Certaines phrases finissent par tourner en boucle : “Je devrais y arriver”, “les autres y arrivent bien”, “qu’est-ce qui ne va pas chez moi ?”. Si la pénétration bloque, la première chose à poser ici est simple : vous n’êtes pas en train d’échouer. Votre corps réagit à quelque chose.
Le vaginisme ressemble souvent à une contradiction très dure à vivre. Une partie de vous peut avoir envie. Envie d’un rapport, d’un examen qui se passe bien, d’utiliser un tampon, de ne plus anticiper chaque tentative. Et au moment où quelque chose approche, le corps dit non. Il se ferme, il serre, il panique, ou il fait mal.
Ce que signifie le vaginisme
Le vaginisme désigne généralement une contraction involontaire des muscles autour de l’entrée du vagin lorsqu’une pénétration est anticipée ou tentée. Cela peut concerner un pénis, un doigt, un tampon, un sextoy ou un spéculum. Ce n’est pas une décision consciente. Ce n’est pas une mauvaise volonté.
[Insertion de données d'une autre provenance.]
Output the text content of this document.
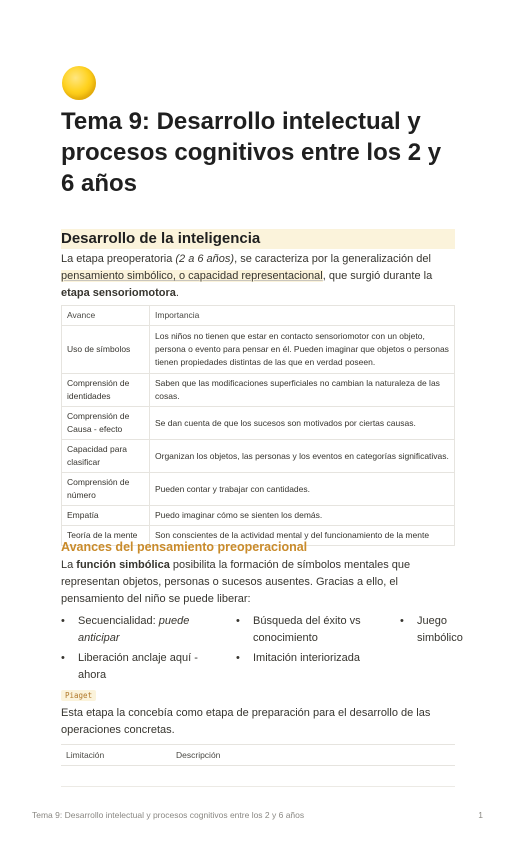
Tema 9: Desarrollo intelectual y procesos cognitivos entre los 2 y 6 años
Desarrollo de la inteligencia
La etapa preoperatoria (2 a 6 años), se caracteriza por la generalización del pensamiento simbólico, o capacidad representacional, que surgió durante la etapa sensoriomotora.
Avance	Importancia
Uso de símbolos	Los niños no tienen que estar en contacto sensoriomotor con un objeto, persona o evento para pensar en él. Pueden imaginar que objetos o personas tienen propiedades distintas de las que en verdad poseen.
Comprensión de identidades	Saben que las modificaciones superficiales no cambian la naturaleza de las cosas.
Comprensión de Causa - efecto	Se dan cuenta de que los sucesos son motivados por ciertas causas.
Capacidad para clasificar	Organizan los objetos, las personas y los eventos en categorías significativas.
Comprensión de número	Pueden contar y trabajar con cantidades.
Empatía	Puedo imaginar cómo se sienten los demás.
Teoría de la mente	Son conscientes de la actividad mental y del funcionamiento de la mente
Avances del pensamiento preoperacional
La función simbólica posibilita la formación de símbolos mentales que representan objetos, personas o sucesos ausentes. Gracias a ello, el pensamiento del niño se puede liberar:
• Secuencialidad: puede anticipar
• Búsqueda del éxito vs conocimiento
• Juego simbólico
• Liberación anclaje aquí - ahora
• Imitación interiorizada
Piaget
Esta etapa la concebía como etapa de preparación para el desarrollo de las operaciones concretas.
Limitación	Descripción
Tema 9: Desarrollo intelectual y procesos cognitivos entre los 2 y 6 años	1
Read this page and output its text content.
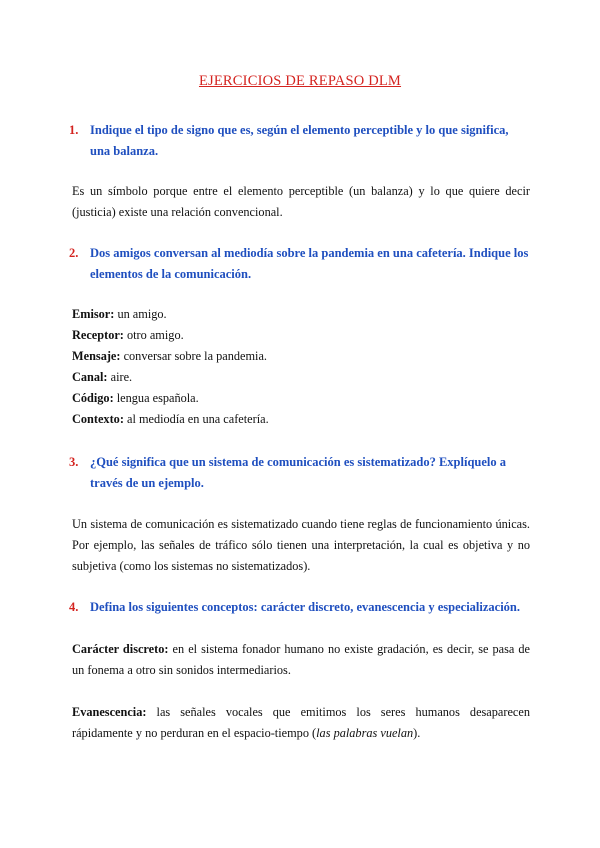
EJERCICIOS DE REPASO DLM
1. Indique el tipo de signo que es, según el elemento perceptible y lo que significa, una balanza.
Es un símbolo porque entre el elemento perceptible (un balanza) y lo que quiere decir (justicia) existe una relación convencional.
2. Dos amigos conversan al mediodía sobre la pandemia en una cafetería. Indique los elementos de la comunicación.
Emisor: un amigo.
Receptor: otro amigo.
Mensaje: conversar sobre la pandemia.
Canal: aire.
Código: lengua española.
Contexto: al mediodía en una cafetería.
3. ¿Qué significa que un sistema de comunicación es sistematizado? Explíquelo a través de un ejemplo.
Un sistema de comunicación es sistematizado cuando tiene reglas de funcionamiento únicas. Por ejemplo, las señales de tráfico sólo tienen una interpretación, la cual es objetiva y no subjetiva (como los sistemas no sistematizados).
4. Defina los siguientes conceptos: carácter discreto, evanescencia y especialización.
Carácter discreto: en el sistema fonador humano no existe gradación, es decir, se pasa de un fonema a otro sin sonidos intermediarios.
Evanescencia: las señales vocales que emitimos los seres humanos desaparecen rápidamente y no perduran en el espacio-tiempo (las palabras vuelan).
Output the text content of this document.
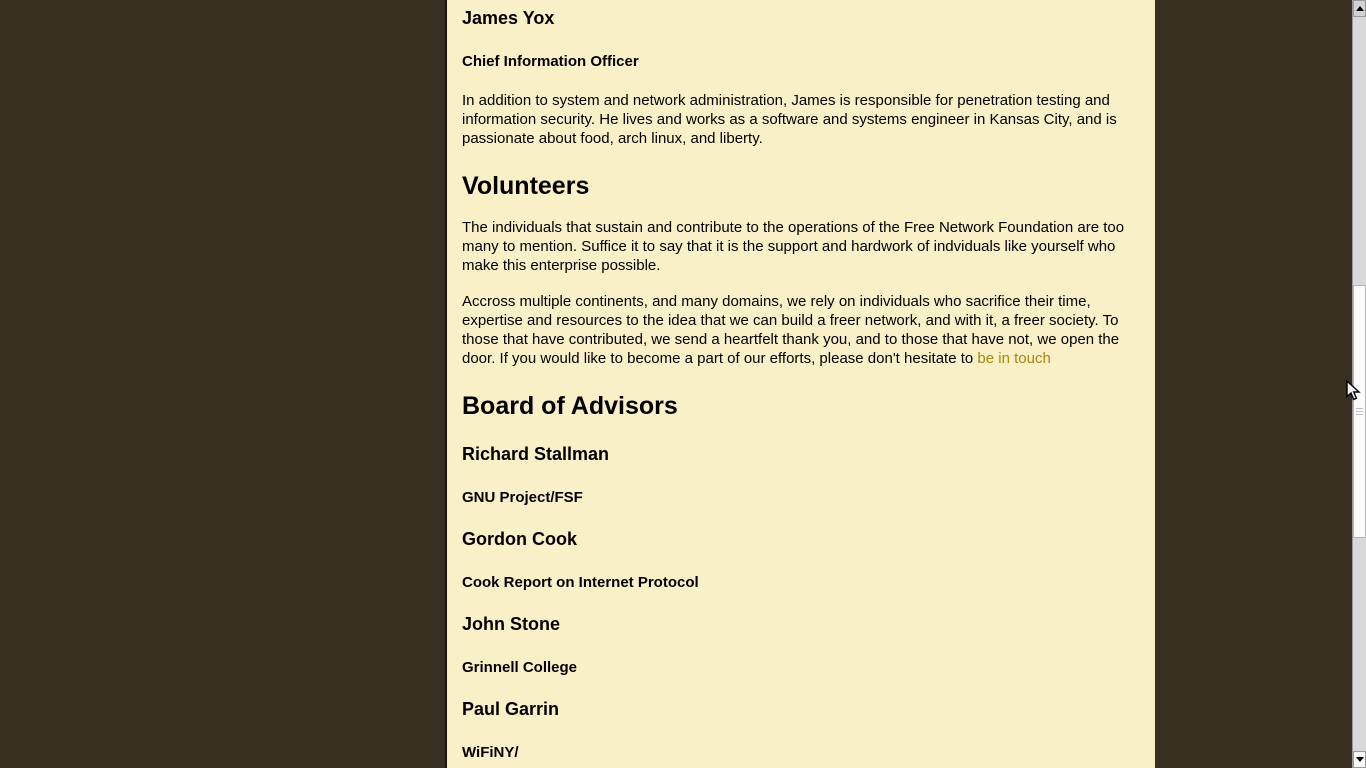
James Yox
Chief Information Officer

In addition to system and network administration, James is responsible for penetration testing and information security. He lives and works as a software and systems engineer in Kansas City, and is passionate about food, arch linux, and liberty.

Volunteers

The individuals that sustain and contribute to the operations of the Free Network Foundation are too many to mention. Suffice it to say that it is the support and hardwork of indviduals like yourself who make this enterprise possible.

Accross multiple continents, and many domains, we rely on individuals who sacrifice their time, expertise and resources to the idea that we can build a freer network, and with it, a freer society. To those that have contributed, we send a heartfelt thank you, and to those that have not, we open the door. If you would like to become a part of our efforts, please don't hesitate to be in touch

Board of Advisors
Richard Stallman
GNU Project/FSF
Gordon Cook
Cook Report on Internet Protocol
John Stone
Grinnell College
Paul Garrin
WiFiNY/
Dans les classifications médicales actuelles, le vaginisme est souvent rapproché des douleurs génito-pelviennes liées à la pénétration. C’est important, parce que cela rappelle qu’il peut y avoir plusieurs couches : peur, douleur, réflexe musculaire, contexte relationnel, histoire personnelle, cause médicale.
Le corps anticipe
Il peut se préparer à une douleur ou à une intrusion avant même que vous ayez vraiment essayé.
Les muscles se ferment
Le plancher pelvien peut se contracter automatiquement, comme une protection.
L’expérience confirme la peur
Si ça fait mal ou si ça bloque, la tentative suivante peut commencer avec encore plus d’alerte.
Le cercle peur, contraction, douleur
Le cercle est souvent cruel : vous avez peur que ça fasse mal, le corps se contracte, l’approche devient plus difficile, parfois douloureuse, et cette douleur confirme que vous aviez raison d’avoir peur. La fois suivante, le corps se prépare encore plus tôt.
Ce mécanisme peut s’installer même si vous savez rationnellement que vous êtes en sécurité. Le corps n’apprend pas seulement avec des idées. Il apprend avec des sensations, des répétitions, des souvenirs, des tentatives réussies ou ratées.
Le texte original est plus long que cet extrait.